Carlos de Matos Gomes
Carlos de Matos Gomes
Militar, investigador de história contemporânea, escritor com o pseudónimo Carlos Vale Ferraz

A actual onda de greves de funcionários públicos percebe-se à primeira vista – tempo de orçamento é ocasião de abocanhar a melhor parte e vésperas de eleições atiçam contestações. É o grevismo trabalhista, num contexto de luta partidária e eleitoral. Tem como finalidade abater ou desgastar um governo antes de eleições, faz parte do jogo. Mas as greves de juízes e enfermeiros são de outro tipo político e civilizacional, têm como objectivo não declarado subverter um regime e inserem-se na actual onde ideológica de populismos que se desenvolve na Europa e Américas, que recria as que há exactamente um século conduziram ao nazismo e ao fascismo. Aquilo que foi apresentado como uma Nova Ordem! Inserem-se, mesmo que modestamente, num ciclo de desastres civilizacionais.

Estes movimentos grevistas de grupos profissionais com um papel especial na sociedade e na prestação de serviços do Estado colocam em causa a organização do Estado e os poderes que a sociedade nele delega. Visam apropriar-se do poder democrático dos cidadãos em seu proveito.

As democracias liberais assentam num contrato entre direitos e deveres, entre o bem particular e o geral. Fundam-se no princípio ético de que o bem particular não pode colocar em causa o bem comum, ou sobrepor-se a ele. E assentam ainda na soberania dos cidadãos através de órgãos de poder político eleitos por voto universal. Estas greves são contra este tipo de organização política, o menos mau de todos. Pretendem estabelecer o poder de oligarquias, neste caso corporativas. Um “governo de poucos”, em que um pequeno grupo controla as políticas sociais e económicas em benefício de interesses próprios.

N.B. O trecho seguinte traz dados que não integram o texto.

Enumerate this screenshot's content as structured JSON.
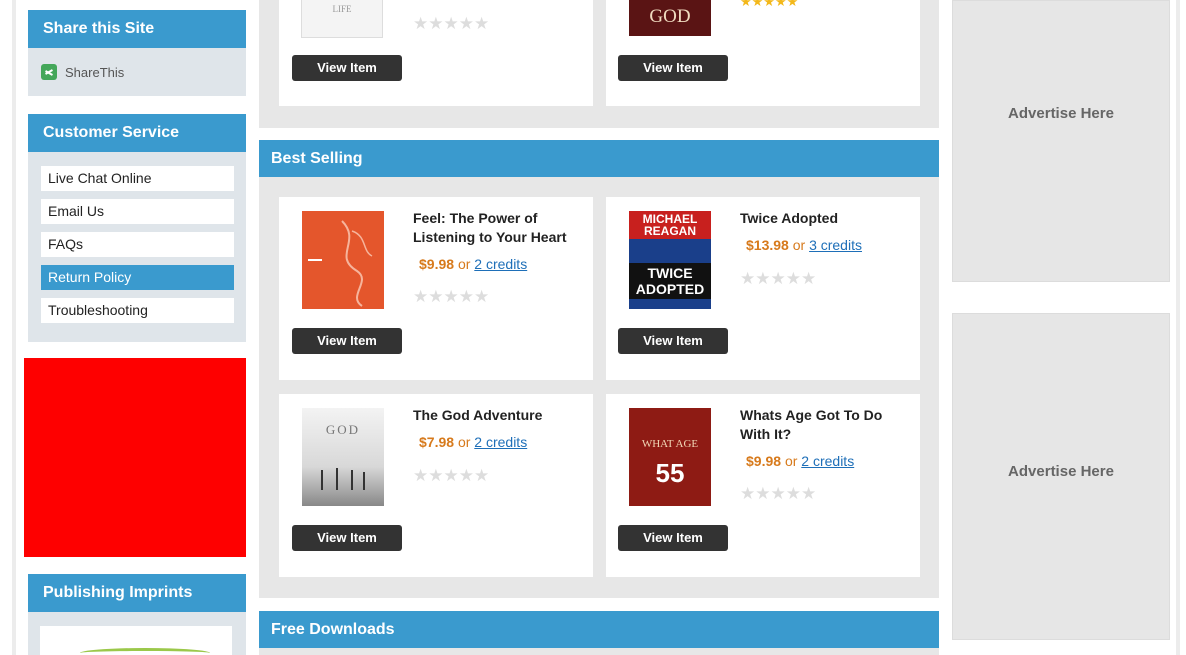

O populismo, uma das formas de impor um regime de ditadura (a outra é a força bruta), desenvolve-se utilizando a exploração do sentimento de conquista ou de defesa de um estatuto privilegiado para um grupo particular, invocando e falaciosamente a lei geral dos direitos para avocar direitos exclusivos. É o caso do grevismo dos enfermeiros e dos juízes.

As greves de “longo curso” de juízes e de enfermeiros rompem, como o trumpismo ou o bolsonarismo, com um contrato social e têm por objectivo alterar um regime. São um ato golpista que a opinião pública democrática sente pudor em distinguir e, menos ainda, enfrentar, porque ela se apresenta com a lenga-lenga embaladora e mistificadora de uma “justa luta de trabalhadores pelo direito à melhoria das suas condições de trabalho” e sempre, sempre a bem dos ditos utentes!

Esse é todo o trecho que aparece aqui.